Dengan demikian, menurut Dr. Ash-Shiddiqy ekonomi syariah tidak hanya mengatur akad-akad teknis seperti murabahah atau ijarah, tetapi juga menanamkan prinsip amanah, kejujuran, dan keadilan dalam setiap transaksi. Pelaku usaha, perbankan, dan masyarakat digital seharusnya menjadikan etika sebagai pagar pertama sebelum terjebak dalam godaan manipulasi.
Karena itu, bank syariah dan lembaga keuangan Islam perlu mengambil posisi aktif dalam menghadapi kejahatan digital. Langkah-langkah yang bisa dilakukan antara lain:
⦁ Mengembangkan sistem keamanan berbasis AI dan autentikasi ganda (MFA);
⦁ Mengintegrasikan edukasi syariah digital ke dalam layanan mobile banking;
⦁ Memastikan setiap fitur layanan memiliki sertifikasi syariah dan audit etika berkala;
⦁ Menjalin sinergi dengan otoritas seperti OJK dan Kominfo untuk perlindungan nasabah.
Dengan peran aktif tersebut, lembaga keuangan syariah tidak hanya membangun sistem yang bebas riba, tapi juga membentuk ekosistem keuangan digital yang etis dan bertanggung jawab.
Lebih jauh, kolaborasi antara regulasi positif dan etika syariah akan melahirkan pendekatan yang utuh dalam memberantas scam. Jika hanya mengandalkan sanksi hukum, efek jera tidak akan tercapai tanpa edukasi moral. Dan jika hanya mengandalkan edukasi tanpa penguatan teknologi dan sistem deteksi dini, maka masyarakat tetap akan menjadi korban.

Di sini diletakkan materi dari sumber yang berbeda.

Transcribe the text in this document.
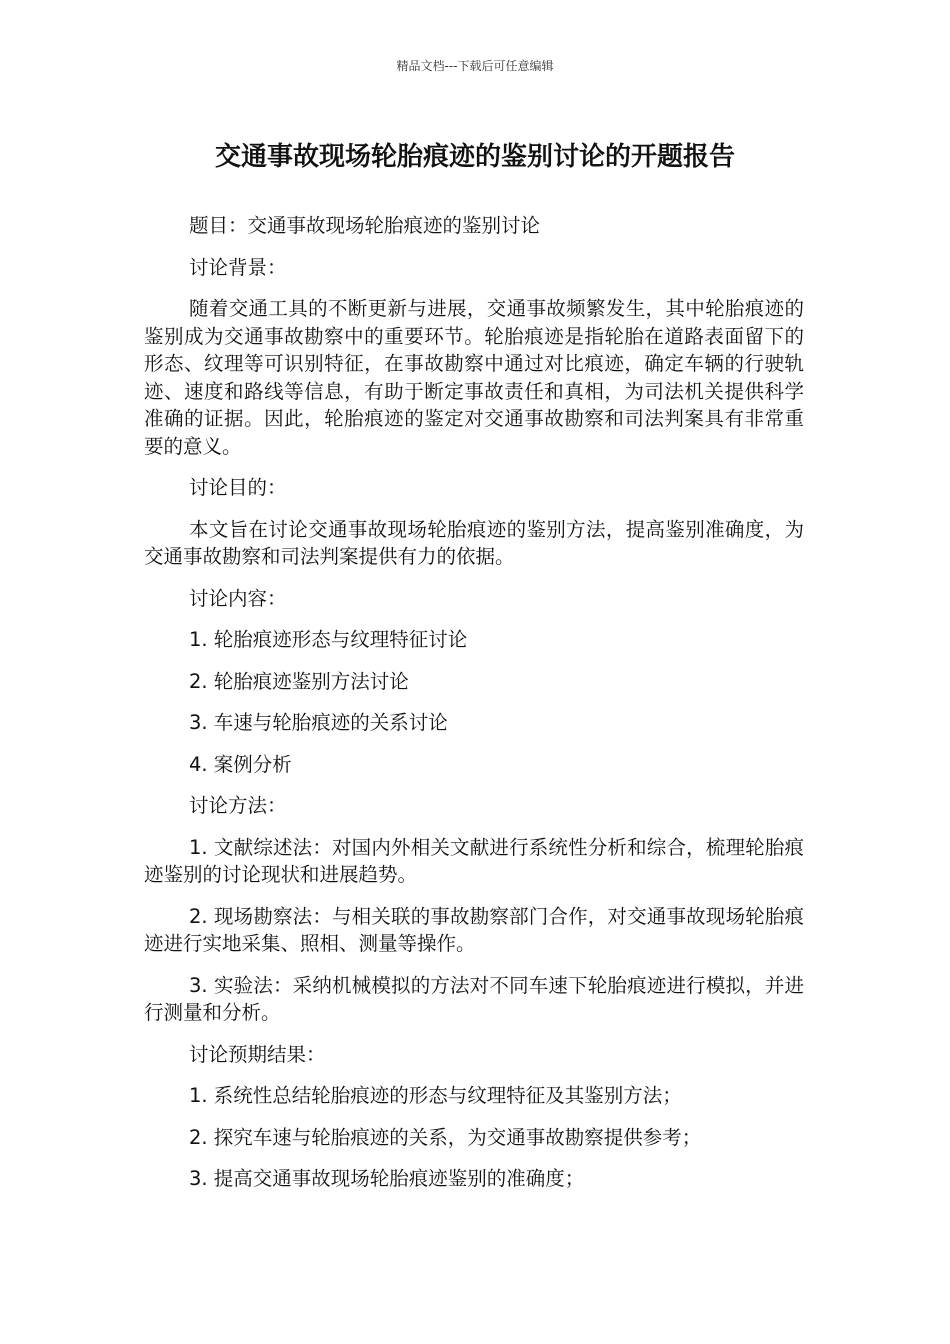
精品文档---下载后可任意编辑
交通事故现场轮胎痕迹的鉴别讨论的开题报告

题目：交通事故现场轮胎痕迹的鉴别讨论

讨论背景：

随着交通工具的不断更新与进展，交通事故频繁发生，其中轮胎痕迹的鉴别成为交通事故勘察中的重要环节。轮胎痕迹是指轮胎在道路表面留下的形态、纹理等可识别特征，在事故勘察中通过对比痕迹，确定车辆的行驶轨迹、速度和路线等信息，有助于断定事故责任和真相，为司法机关提供科学准确的证据。因此，轮胎痕迹的鉴定对交通事故勘察和司法判案具有非常重要的意义。

讨论目的：

本文旨在讨论交通事故现场轮胎痕迹的鉴别方法，提高鉴别准确度，为交通事故勘察和司法判案提供有力的依据。

讨论内容：

1. 轮胎痕迹形态与纹理特征讨论

2. 轮胎痕迹鉴别方法讨论

3. 车速与轮胎痕迹的关系讨论

4. 案例分析

讨论方法：

1. 文献综述法：对国内外相关文献进行系统性分析和综合，梳理轮胎痕迹鉴别的讨论现状和进展趋势。

2. 现场勘察法：与相关联的事故勘察部门合作，对交通事故现场轮胎痕迹进行实地采集、照相、测量等操作。

3. 实验法：采纳机械模拟的方法对不同车速下轮胎痕迹进行模拟，并进行测量和分析。

讨论预期结果：

1. 系统性总结轮胎痕迹的形态与纹理特征及其鉴别方法；

2. 探究车速与轮胎痕迹的关系，为交通事故勘察提供参考；

3. 提高交通事故现场轮胎痕迹鉴别的准确度；
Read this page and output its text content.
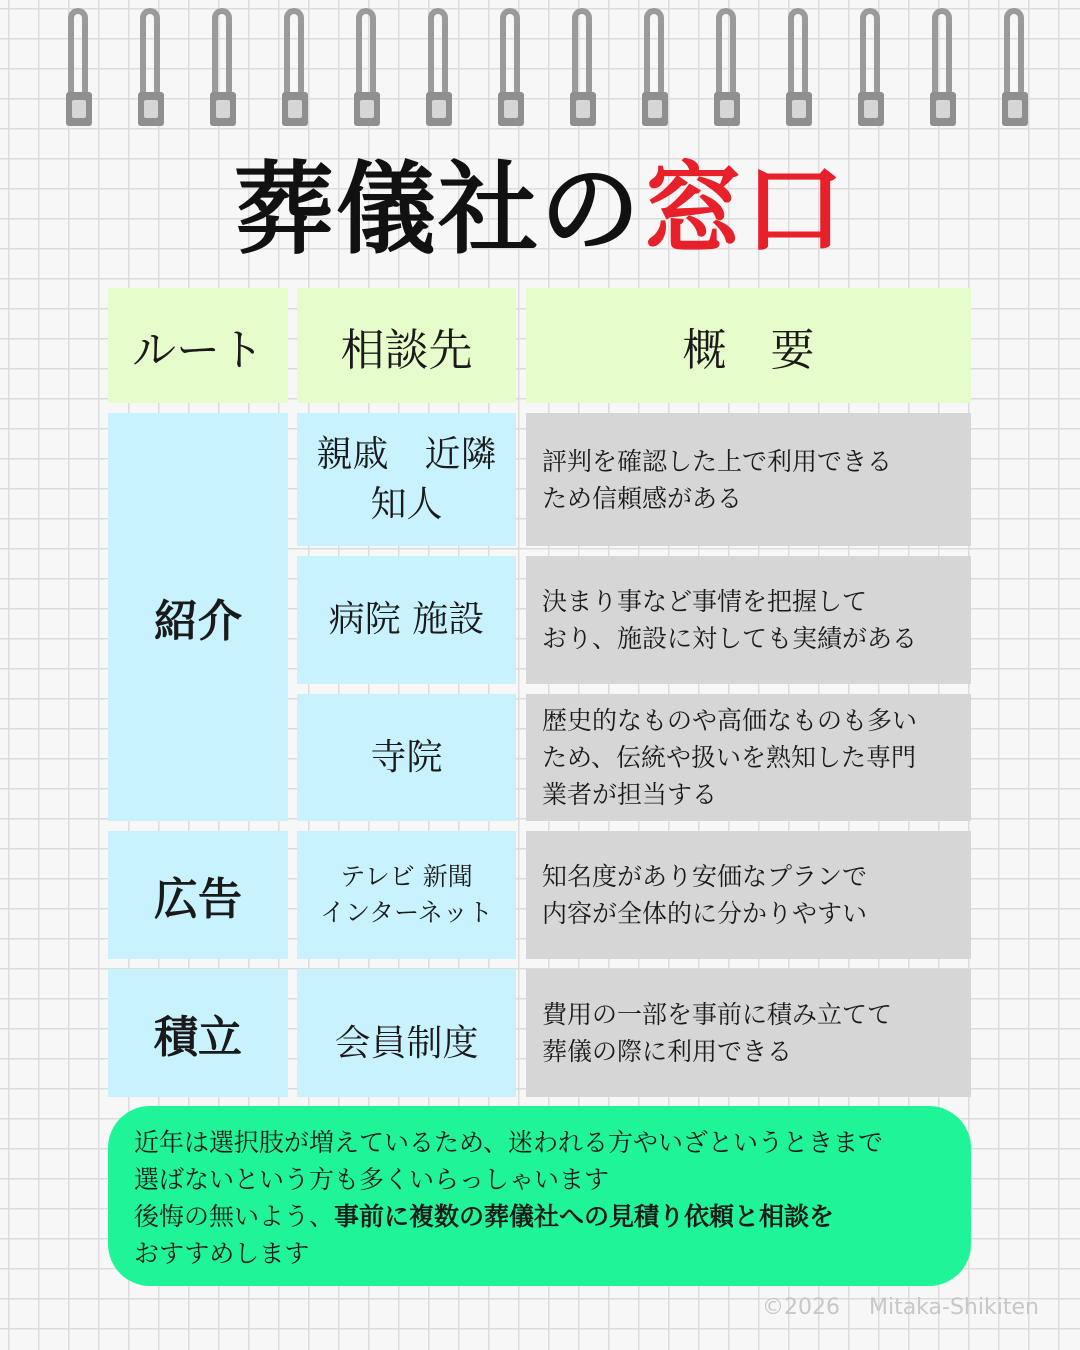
葬儀社の窓口
ルート	相談先	概　要
紹介
広告
積立
親戚　近隣
知人
評判を確認した上で利用できる
ため信頼感がある
病院 施設 決まり事など事情を把握して
おり、施設に対しても実績がある
寺院
歴史的なものや高価なものも多い
ため、伝統や扱いを熟知した専門
業者が担当する
テレビ 新聞
インターネット
知名度があり安価なプランで
内容が全体的に分かりやすい
会員制度
費用の一部を事前に積み立てて
葬儀の際に利用できる
近年は選択肢が増えているため、迷われる方やいざというときまで
選ばないという方も多くいらっしゃいます
後悔の無いよう、事前に複数の葬儀社への見積り依頼と相談を
おすすめします
©2026　 Mitaka-Shikiten
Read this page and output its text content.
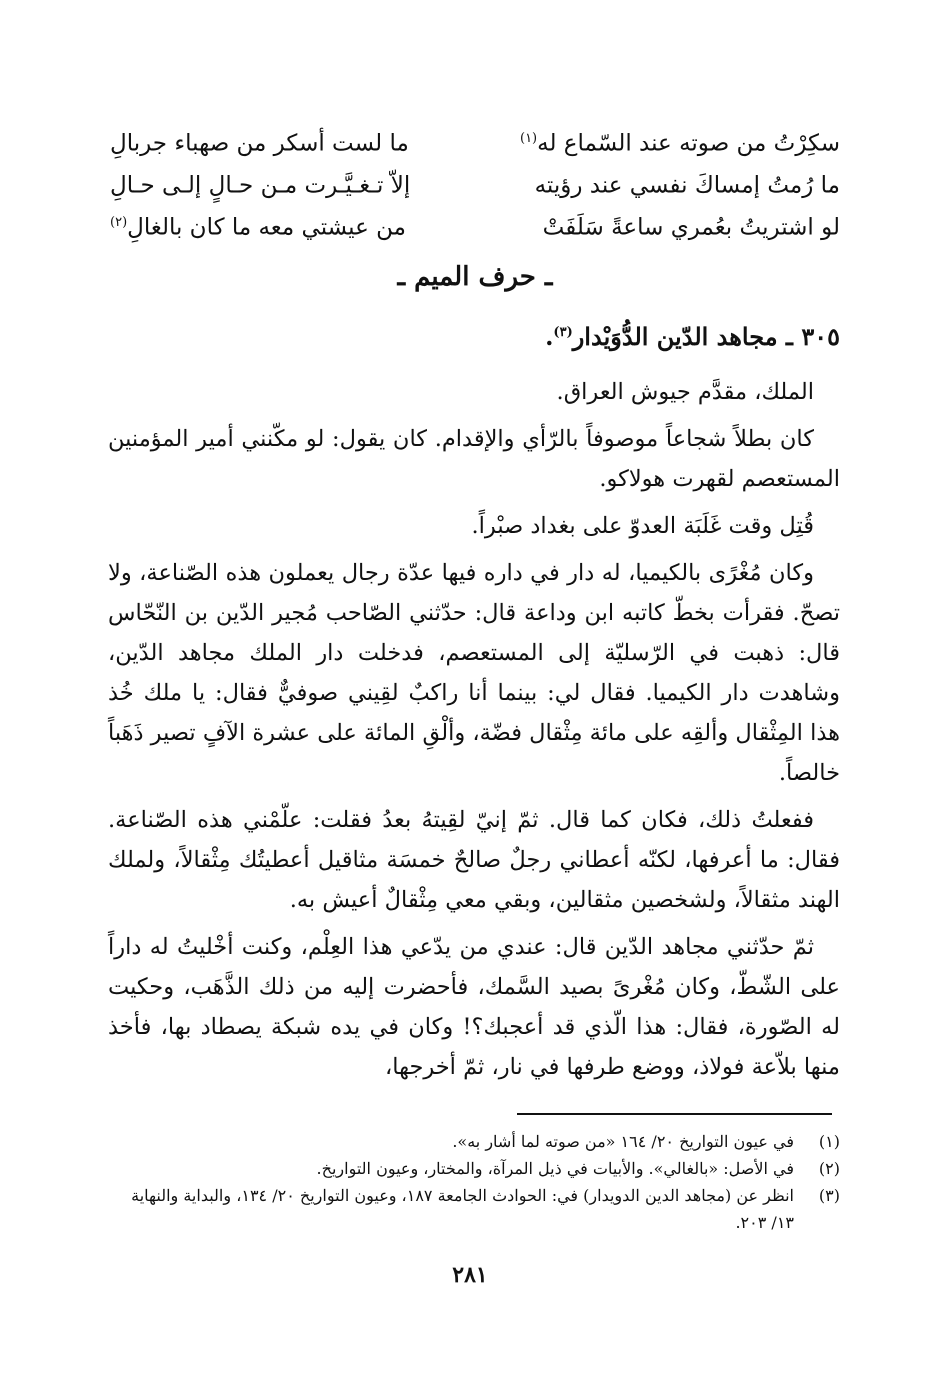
سكِرْتُ من صوته عند السّماع له$^{(١)}$
ما لست أسكر من صهباء جربالِ
ما رُمتُ إمساكَ نفسي عند رؤيته
إلاّ تـغـيَّـرت مـن حـالٍ إلـى حـالِ
لو اشتريتُ بعُمري ساعةً سَلَفَتْ
من عيشتي معه ما كان بالغالِ$^{(٢)}$
ـ حرف الميم ـ
٣٠٥ ـ مجاهد الدّين الدُّوَيْدار$^{(٣)}$.

الملك، مقدَّم جيوش العراق.

كان بطلاً شجاعاً موصوفاً بالرّأي والإقدام. كان يقول: لو مكّنني أمير المؤمنين المستعصم لقهرت هولاكو.

قُتِل وقت غَلَبَة العدوّ على بغداد صبْراً.

وكان مُغْرًى بالكيميا، له دار في داره فيها عدّة رجال يعملون هذه الصّناعة، ولا تصحّ. فقرأت بخطّ كاتبه ابن وداعة قال: حدّثني الصّاحب مُجير الدّين بن النّحّاس قال: ذهبت في الرّسليّة إلى المستعصم، فدخلت دار الملك مجاهد الدّين، وشاهدت دار الكيميا. فقال لي: بينما أنا راكبٌ لقِيني صوفيٌّ فقال: يا ملك خُذ هذا المِثْقال وألقِه على مائة مِثْقال فضّة، وألْقِ المائة على عشرة الآفٍ تصير ذَهَباً خالصاً.

ففعلتُ ذلك، فكان كما قال. ثمّ إنيّ لقِيتهُ بعدُ فقلت: علّمْني هذه الصّناعة. فقال: ما أعرفها، لكنّه أعطاني رجلٌ صالحٌ خمسَة مثاقيل أعطيتُك مِثْقالاً، ولملك الهند مثقالاً، ولشخصين مثقالين، وبقي معي مِثْقالٌ أعيش به.

ثمّ حدّثني مجاهد الدّين قال: عندي من يدّعي هذا العِلْم، وكنت أخْليتُ له داراً على الشّطّ، وكان مُغْرىً بصيد السَّمك، فأحضرت إليه من ذلك الذَّهَب، وحكيت له الصّورة، فقال: هذا الّذي قد أعجبك؟! وكان في يده شبكة يصطاد بها، فأخذ منها بلاّعة فولاذ، ووضع طرفها في نار، ثمّ أخرجها،

(١)
في عيون التواريخ ٢٠/ ١٦٤ «من صوته لما أشار به».
(٢)
في الأصل: «بالغالي». والأبيات في ذيل المرآة، والمختار، وعيون التواريخ.
(٣)
انظر عن (مجاهد الدين الدويدار) في: الحوادث الجامعة ١٨٧، وعيون التواريخ ٢٠/ ١٣٤، والبداية والنهاية ١٣/ ٢٠٣.
٢٨١
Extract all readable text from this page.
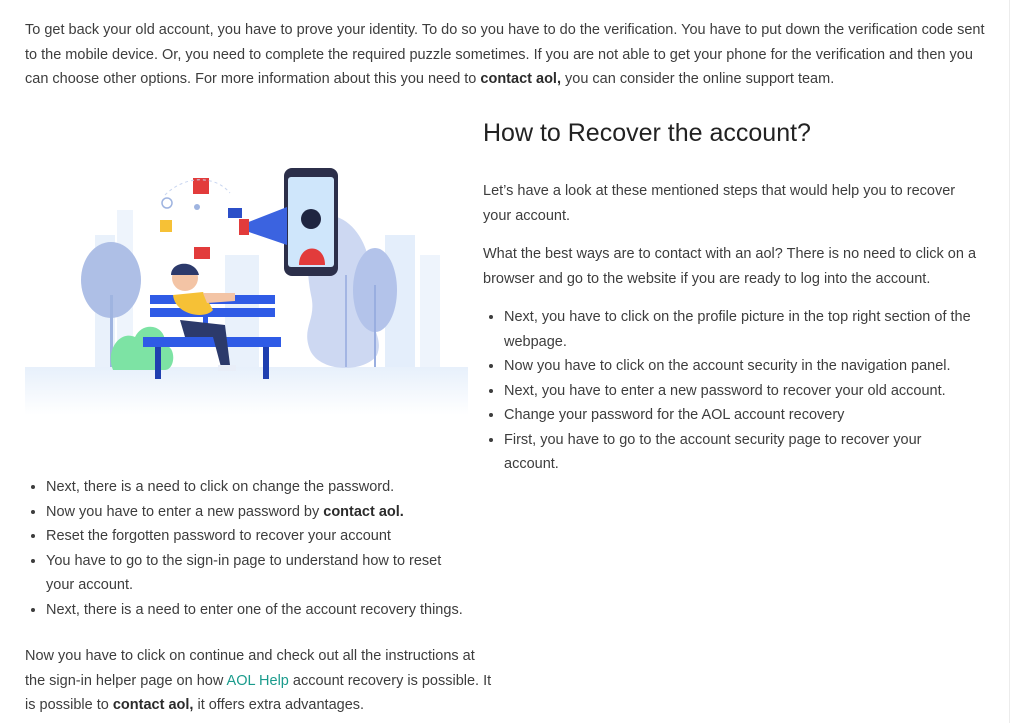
To get back your old account, you have to prove your identity. To do so you have to do the verification. You have to put down the verification code sent to the mobile device. Or, you need to complete the required puzzle sometimes. If you are not able to get your phone for the verification and then you can choose other options. For more information about this you need to contact aol, you can consider the online support team.

How to Recover the account?

Let’s have a look at these mentioned steps that would help you to recover your account.

What the best ways are to contact with an aol? There is no need to click on a browser and go to the website if you are ready to log into the account.

• Next, you have to click on the profile picture in the top right section of the webpage.
• Now you have to click on the account security in the navigation panel.
• Next, you have to enter a new password to recover your old account.
• Change your password for the AOL account recovery
• First, you have to go to the account security page to recover your account.
• Next, there is a need to click on change the password.
• Now you have to enter a new password by contact aol.
• Reset the forgotten password to recover your account
• You have to go to the sign-in page to understand how to reset your account.
• Next, there is a need to enter one of the account recovery things.

Now you have to click on continue and check out all the instructions at the sign-in helper page on how AOL Help account recovery is possible. It is possible to contact aol, it offers extra advantages.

Sebagaimana tujuan utama ekonomi Islam mewujudkan kemaslahatan (maslahah) dan mencegah kerusakan (mafsadah) perang melawan kejahatan digital harus menjadi tanggung jawab bersama antara negara, industri, dan umat. Bukan sekadar soal teknologi, ini juga soal nilai.
Dengan mendorong edukasi berbasis nilai, memperkuat teknologi yang berlandaskan etika, serta menerapkan prinsip syariah dalam setiap lini layanan digital, Indonesia bukan hanya bisa melawan scam, tapi juga membangun keuangan digital yang bermartabat.